続き。
ヒートショック・低体温の危険性と予防対策
大寒波の時期は、ヒートショックによる事故が急増します。
特に高齢の方は、寒さを感じにくくなっているため、知らず知らずのうちに体が冷えてしまい、
入浴時の温度変化がより大きくなってしまいます。
浴室暖房や脱衣所の暖房器具の使用は、命を守る重要な対策ですので、節約を考えずにしっかりと活用していただきたいと思います。
【ヒートショック予防法】
1. 入浴前に脱衣所や浴室を暖房機器で暖めておく
暖房器具を置く、蓋を外して湯を張ると浴室全体を温めることができます。
2. 湯温は41℃以下にし、湯につかる時間は10分程度
熱いお湯に長時間入浴すると、高体温による意識障害が起こる恐れがあります。
ゆっくり、じっくり温まるのが良いようです。
3. 浴槽から急に立ち上がらない
お風呂から出た直後は血圧が急に下がることがあり、立ちくらみや転倒の原因になります。
【低体温症の危険性と対策】
低体温症とは、身体深部の体温(深部体温)が35℃以下に低下した状態を指します。
体温が下がると体内の細胞が不活発になり、消化吸収から思考力に至るまで多くの臓器・身体機能が低下します。

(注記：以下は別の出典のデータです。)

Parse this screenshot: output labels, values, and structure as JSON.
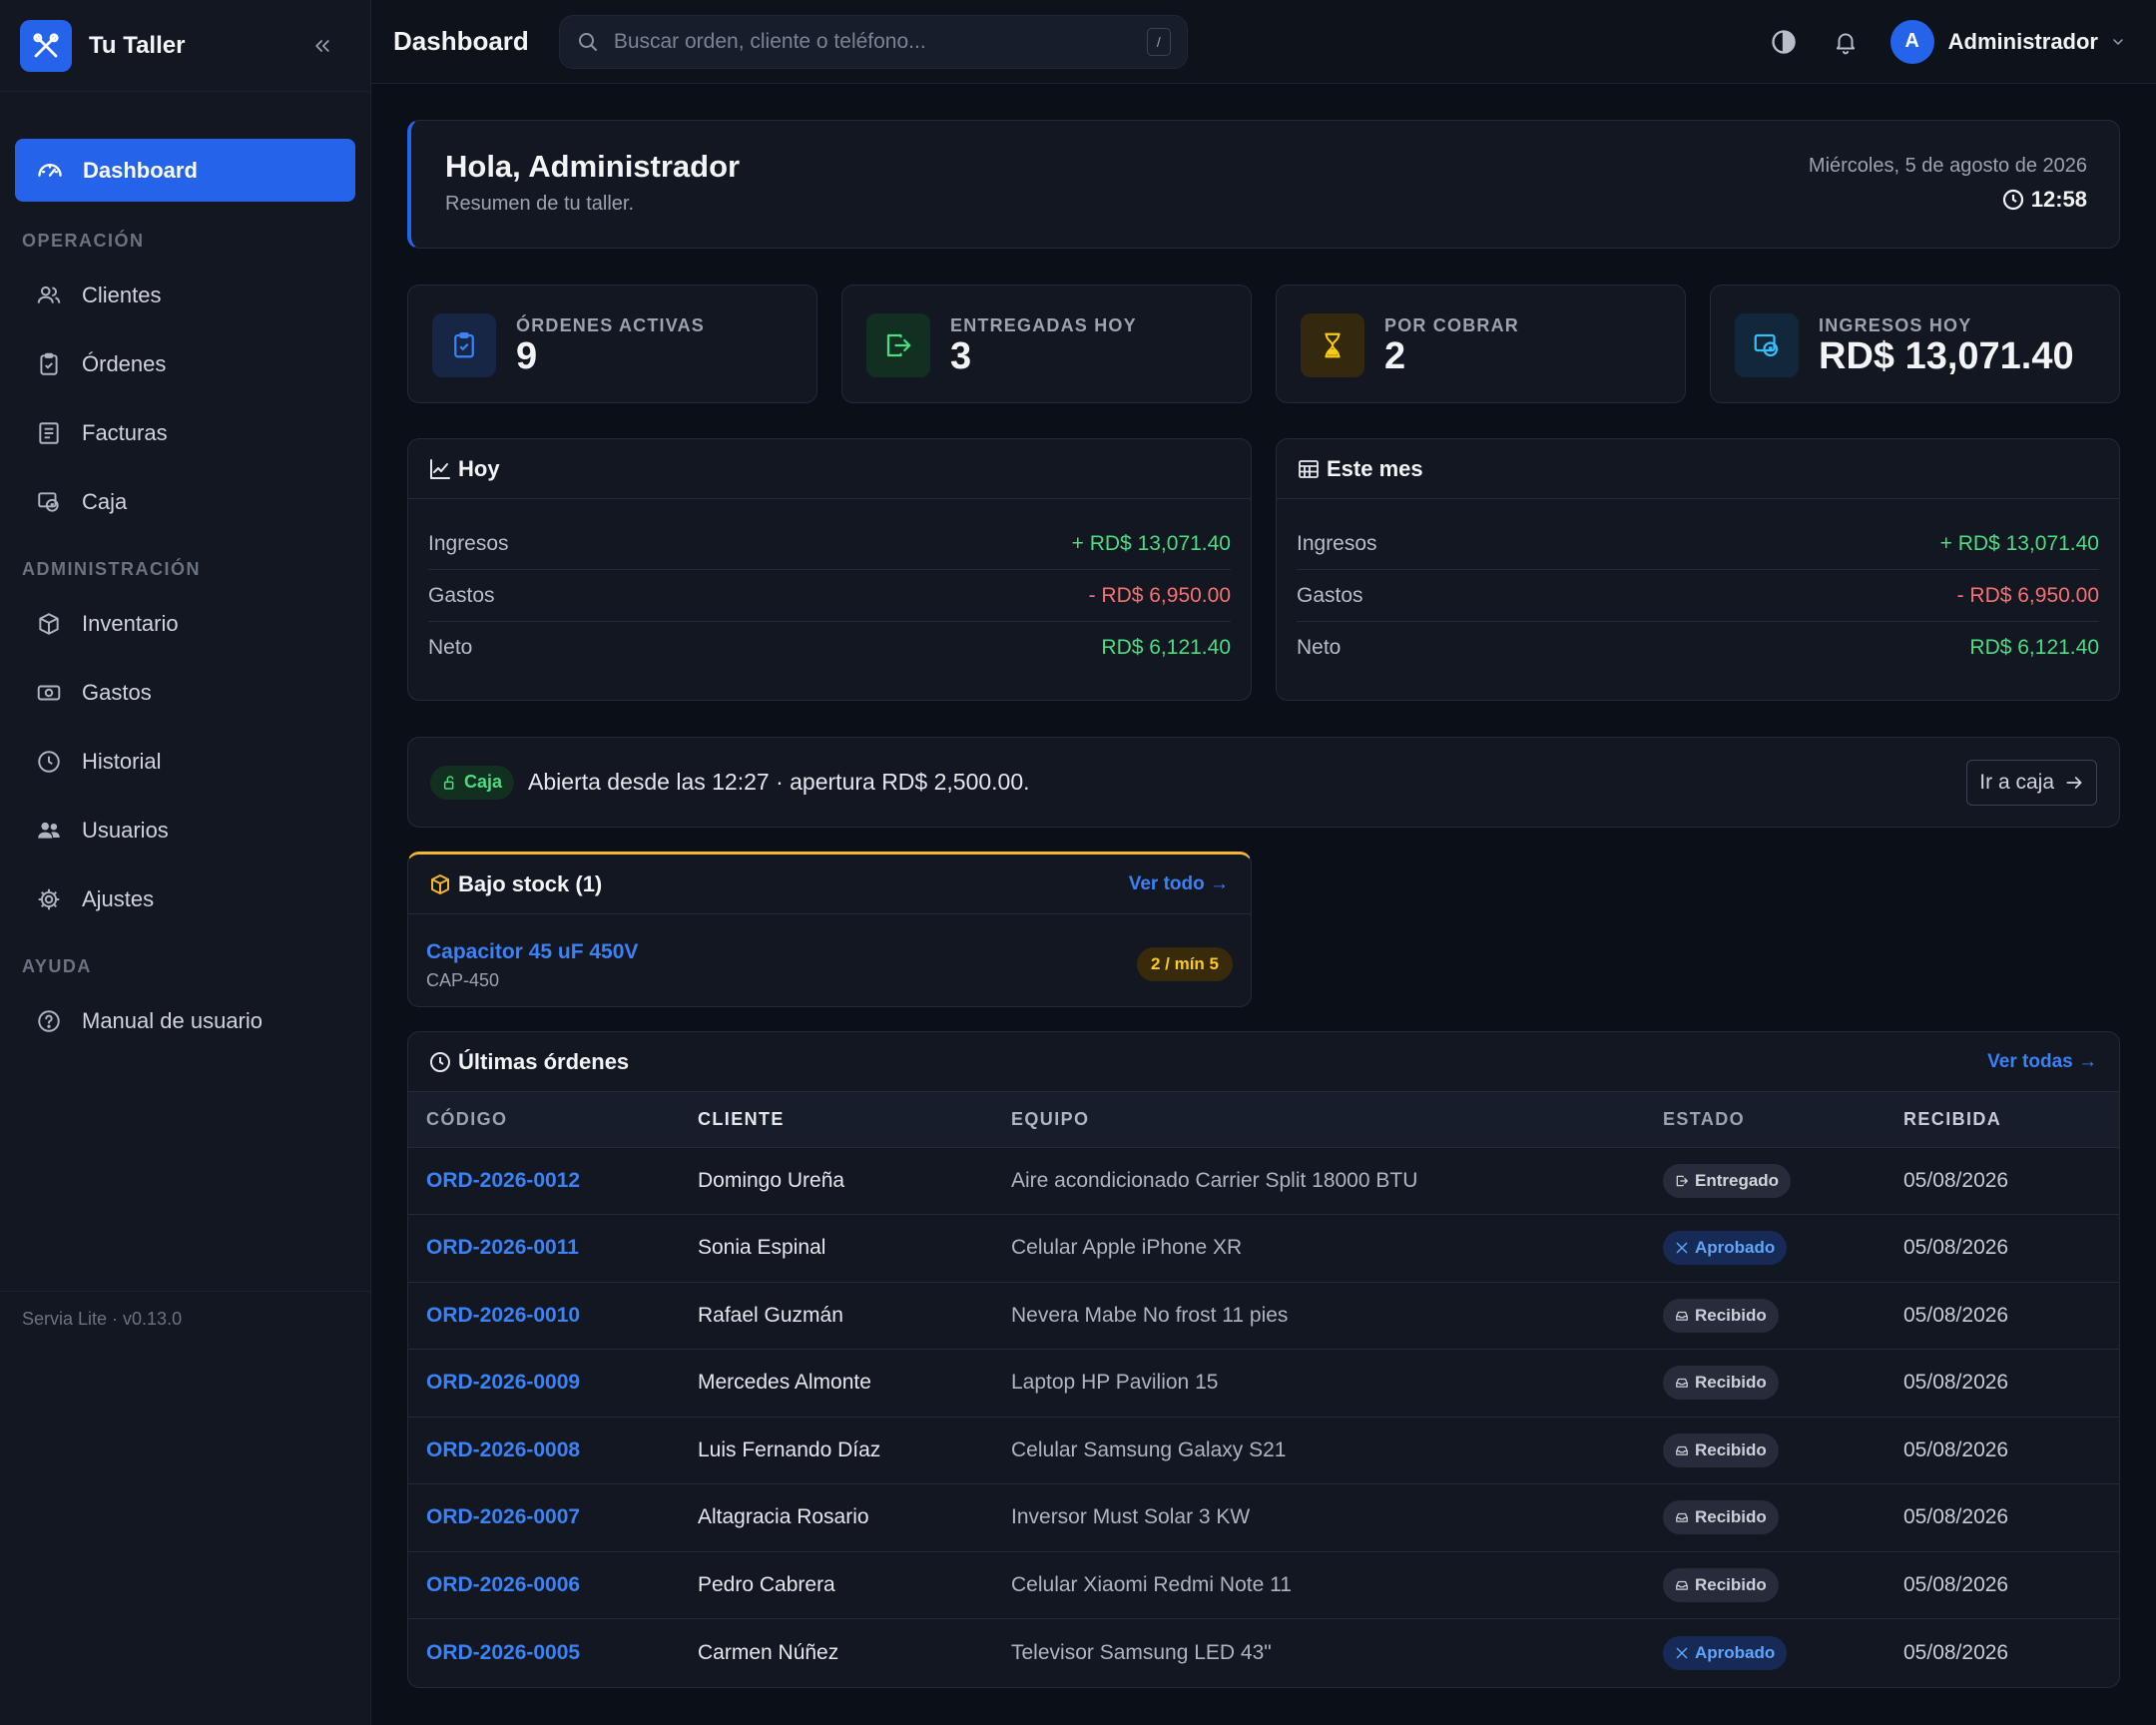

重症化すると意識障害を起こし、最悪の場合は死に至ることもある危険な状態です。
低体温症は雪山や極寒の屋外でのみ起こると思われがちですが、実は室内でも発生します。
日本救急医学会の報告によると、
低体温症で救急を受診した患者の平均年齢は70.4歳で、
屋内発症と屋外発症の比率は約3:1と、屋内での発症が多数を占めています。
低体温症を予防するためには、室温を適切に保つこと(WHO推奨の18℃以上)、
温度計で客観的に確認すること、適度な運動により熱を生み出す力を維持すること、
温かい食事を積極的に摂ることなどが重要です。
【感染症予防と免疫力向上対策】
冬は風邪やインフルエンザ、ノロウイルスなどの感染症が流行しやすい季節です。
気温の低下と湿度の低下により、ウイルスが空気中で長時間生存しやすくなること、
屋内で過ごす時間が長く人同士の接触機会が増加することが、感染症が広がりやすい原因として挙げられます。

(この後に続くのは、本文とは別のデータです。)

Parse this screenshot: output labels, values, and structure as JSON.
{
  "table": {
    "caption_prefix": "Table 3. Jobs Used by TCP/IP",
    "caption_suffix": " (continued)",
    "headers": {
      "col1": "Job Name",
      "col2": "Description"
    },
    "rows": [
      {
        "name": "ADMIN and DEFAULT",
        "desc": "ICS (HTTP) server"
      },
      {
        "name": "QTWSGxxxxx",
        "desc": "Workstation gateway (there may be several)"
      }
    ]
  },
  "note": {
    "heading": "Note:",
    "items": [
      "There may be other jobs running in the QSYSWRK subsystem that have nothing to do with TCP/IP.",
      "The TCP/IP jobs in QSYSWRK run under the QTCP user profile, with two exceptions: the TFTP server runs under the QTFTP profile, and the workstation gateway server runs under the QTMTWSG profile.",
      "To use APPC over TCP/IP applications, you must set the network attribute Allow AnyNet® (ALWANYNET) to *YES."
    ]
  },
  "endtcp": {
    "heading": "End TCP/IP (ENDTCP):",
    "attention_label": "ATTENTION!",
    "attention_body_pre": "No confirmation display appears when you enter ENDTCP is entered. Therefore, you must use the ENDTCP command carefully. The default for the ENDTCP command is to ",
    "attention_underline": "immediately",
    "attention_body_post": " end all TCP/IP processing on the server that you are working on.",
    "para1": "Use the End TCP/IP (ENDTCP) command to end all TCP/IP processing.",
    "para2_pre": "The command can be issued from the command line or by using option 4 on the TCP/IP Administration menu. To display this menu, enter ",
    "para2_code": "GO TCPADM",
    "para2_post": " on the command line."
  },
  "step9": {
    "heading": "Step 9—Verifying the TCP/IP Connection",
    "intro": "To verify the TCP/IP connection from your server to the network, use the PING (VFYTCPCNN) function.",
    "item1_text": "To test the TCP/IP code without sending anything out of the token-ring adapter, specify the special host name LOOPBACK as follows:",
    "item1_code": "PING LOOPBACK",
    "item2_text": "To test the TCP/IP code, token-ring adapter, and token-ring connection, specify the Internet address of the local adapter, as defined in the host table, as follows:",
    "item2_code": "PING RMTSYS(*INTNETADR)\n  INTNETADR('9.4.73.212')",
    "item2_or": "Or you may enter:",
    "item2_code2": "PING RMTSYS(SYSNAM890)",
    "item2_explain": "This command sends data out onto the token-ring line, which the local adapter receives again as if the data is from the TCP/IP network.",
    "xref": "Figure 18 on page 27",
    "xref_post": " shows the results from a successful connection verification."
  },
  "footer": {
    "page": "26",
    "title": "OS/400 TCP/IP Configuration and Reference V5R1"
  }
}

ちなみに5類へ移行したとはいえ、コロナ感染症もはびこっています。
こまめな手洗い、アルコール消毒液による手指消毒、マスク着用、咳エチケットの実践が重要です。
【免疫力向上のための生活習慣】
十分な休養
バランスのとれた栄養
質の良い睡眠
適度な運動
適切な湿度管理(50%〜60%)
空気が乾燥すると、のどの粘膜の防御機能が低下します。
乾燥しやすい室内では加湿器などを使って、適切な湿度を保つことも効果的です。